The proliferation of fake news has resulted in trust in legitimate news sources being at an all-time low. Only 32 percent of Americans report having "a great deal" or "a fair amount" of trust in the media to report the news "fully, fairly, and accurately." This is the lowest ever documented in history.

Another concern is that the combination of fake news and social networks, as they currently function, results in elevated levels of extremism. Since social networks are meant to hold users' attention, they often share material that users might like, based on what they have already watched and shown interest in. For example, YouTube suggestions are based on content that has already been viewed, which can quickly lead to related, increasingly extreme content.

From a political standpoint, these dynamics raise clear risks to democracy. Elections worldwide have been negatively impacted by disinformation campaigns despite voters being expected to be well informed.

How Can This Misinformation Issue Be Mitigated?

Quick educational interventions have proved to be useful. Some studies show that the effects of misinformation can be reduced by quizzing participants on what they've learned prior to their exposure to fake news and misinformation. If participants recall information immediately after acquiring it, they are more likely to retain it and report it accurately, even when subjected to misinformation.

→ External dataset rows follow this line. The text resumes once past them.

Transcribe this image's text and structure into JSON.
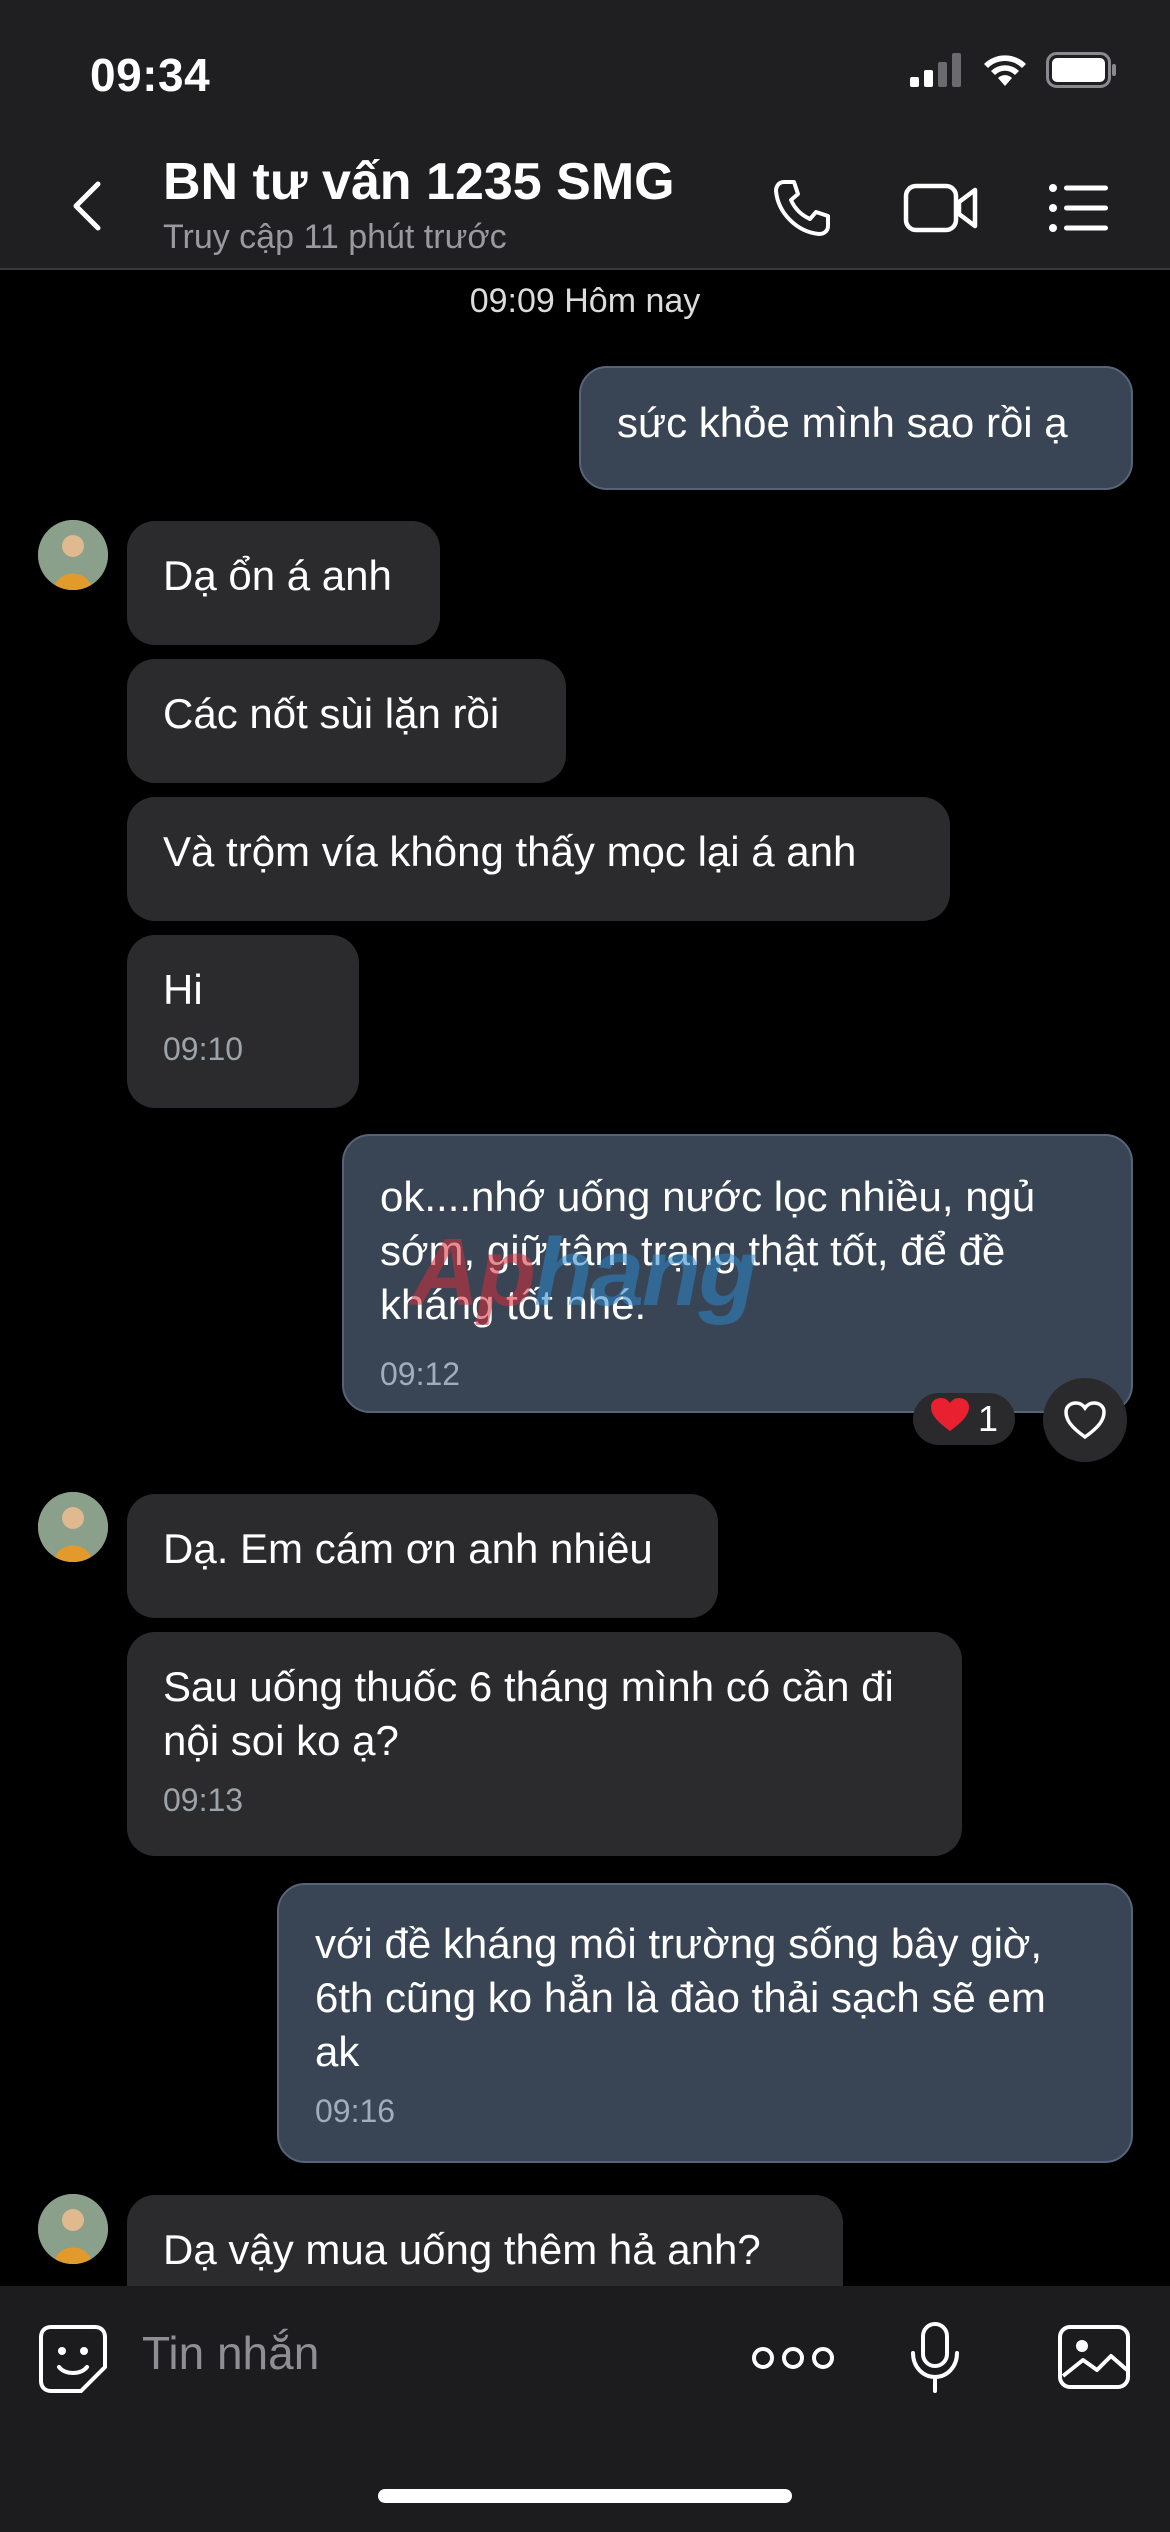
{
  "status_bar": {
    "time": "09:34"
  },
  "header": {
    "title": "BN tư vấn 1235 SMG",
    "subtitle": "Truy cập 11 phút trước",
    "icons": [
      "chevron-left-icon",
      "phone-icon",
      "video-camera-icon",
      "menu-list-icon"
    ]
  },
  "chat": {
    "date_separator": "09:09 Hôm nay",
    "messages": [
      {
        "side": "out",
        "text": "sức khỏe mình sao rồi ạ",
        "time": ""
      },
      {
        "side": "in",
        "text": "Dạ ổn á anh",
        "time": ""
      },
      {
        "side": "in",
        "text": "Các nốt sùi lặn rồi",
        "time": ""
      },
      {
        "side": "in",
        "text": "Và trộm vía không thấy mọc lại á anh",
        "time": ""
      },
      {
        "side": "in",
        "text": "Hi",
        "time": "09:10"
      },
      {
        "side": "out",
        "text": "ok....nhớ uống nước lọc nhiều, ngủ sớm, giữ tâm trạng thật tốt, để đề kháng tốt nhé.",
        "time": "09:12"
      },
      {
        "side": "in",
        "text": "Dạ. Em cám ơn anh nhiêu",
        "time": ""
      },
      {
        "side": "in",
        "text": "Sau uống thuốc 6 tháng mình có cần đi nội soi ko ạ?",
        "time": "09:13"
      },
      {
        "side": "out",
        "text": "với đề kháng môi trường sống bây giờ, 6th cũng ko hẳn là đào thải sạch sẽ em ak",
        "time": "09:16"
      },
      {
        "side": "in",
        "text": "Dạ vậy mua uống thêm hả anh?",
        "time": ""
      }
    ],
    "reaction": {
      "emoji": "❤️",
      "count": "1"
    },
    "watermark": {
      "part1": "Ap",
      "part2": "hang"
    }
  },
  "composer": {
    "placeholder": "Tin nhắn",
    "icons": [
      "sticker-icon",
      "more-icon",
      "microphone-icon",
      "image-icon"
    ]
  },
  "colors": {
    "incoming_bubble": "#2b2b2d",
    "outgoing_bubble": "#394555",
    "background": "#000000",
    "header": "#1f1f21"
  }
}
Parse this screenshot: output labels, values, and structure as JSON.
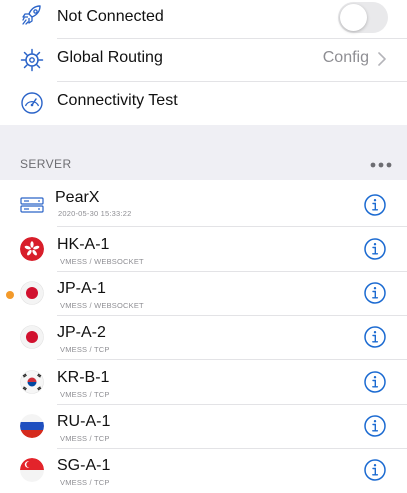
{
  "colors": {
    "accent": "#1b6ad1",
    "icon_blue": "#2a63c8",
    "active_dot": "#f39a2a",
    "secondary_text": "#8e8e93"
  },
  "settings": {
    "connection": {
      "label": "Not Connected",
      "icon": "rocket-icon",
      "toggle_on": false
    },
    "routing": {
      "label": "Global Routing",
      "icon": "helm-icon",
      "value": "Config"
    },
    "test": {
      "label": "Connectivity Test",
      "icon": "speedometer-icon"
    }
  },
  "server_section": {
    "header": "SERVER",
    "more_icon": "ellipsis-icon"
  },
  "servers": [
    {
      "name": "PearX",
      "sub": "2020-05-30 15:33:22",
      "icon": "server-rack-icon",
      "active": false
    },
    {
      "name": "HK-A-1",
      "sub": "VMESS / WEBSOCKET",
      "icon": "hong-kong-flag-icon",
      "active": false
    },
    {
      "name": "JP-A-1",
      "sub": "VMESS / WEBSOCKET",
      "icon": "japan-flag-icon",
      "active": true
    },
    {
      "name": "JP-A-2",
      "sub": "VMESS / TCP",
      "icon": "japan-flag-icon",
      "active": false
    },
    {
      "name": "KR-B-1",
      "sub": "VMESS / TCP",
      "icon": "south-korea-flag-icon",
      "active": false
    },
    {
      "name": "RU-A-1",
      "sub": "VMESS / TCP",
      "icon": "russia-flag-icon",
      "active": false
    },
    {
      "name": "SG-A-1",
      "sub": "VMESS / TCP",
      "icon": "singapore-flag-icon",
      "active": false
    }
  ]
}
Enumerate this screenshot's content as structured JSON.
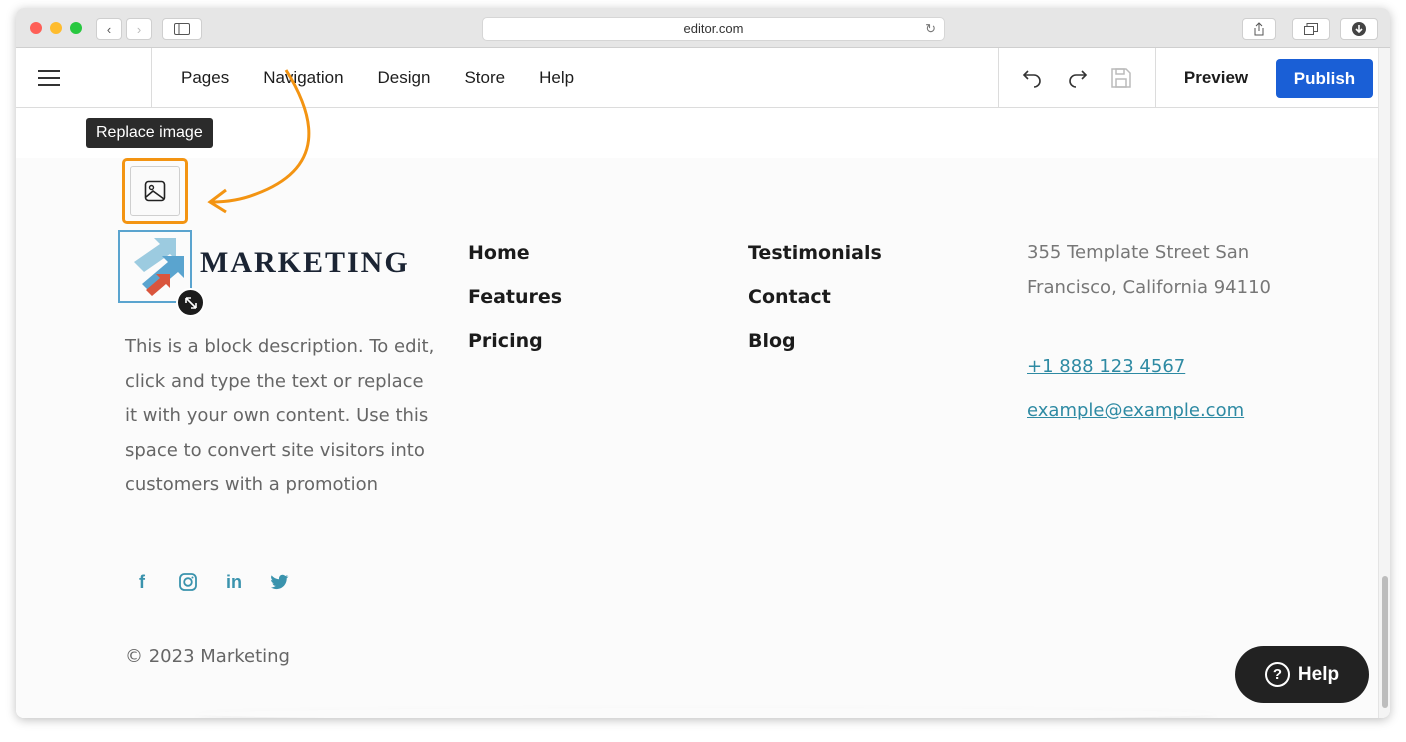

Other studies suggest that one of the fundamental issues is the passivity of news consumers, especially on the Internet. If the readers are active and engaged, they are more likely to grasp the material they have been exposed to. One solution that can be tested is adding quick tests into news articles and videos, though realistically these will be ignored. A more effective option might be to teach advanced critical thinking and media literacy skills. This can be made into a prioritized commitment across the population, especially to those that are younger and more prone to naivety.

Lastly, media organizations, tech companies and governments who are responsible for sharing information and misinformation with the public can commit to not contributing to this pervading issue.

Social media platforms, like Facebook, must instill clear and transparent policies about what types of information can appear. They will also need to have stricter, clearer guidelines of what must be removed. Unfortunately, blanket warnings have not proven to be effective, but have instead resulted in reduced trust in all media.

Governments can strive to combat misinformation while not crossing the boundaries of free speech principles. News sources will need to commit to clear, accurate information that combats false information while also avoiding causing unjustified panic from the public. Internet users can investigate the reliability and bias of the news they're receiving by referencing sites like Ad Fontes Media and checking out their Media Bias Chart.

Fighting misinformation on all levels – in school, online, and within public institutions should result in a population that is less susceptible to deception, as well as more confident and secure in their knowledge and ability to develop rational opinions and informed decisions.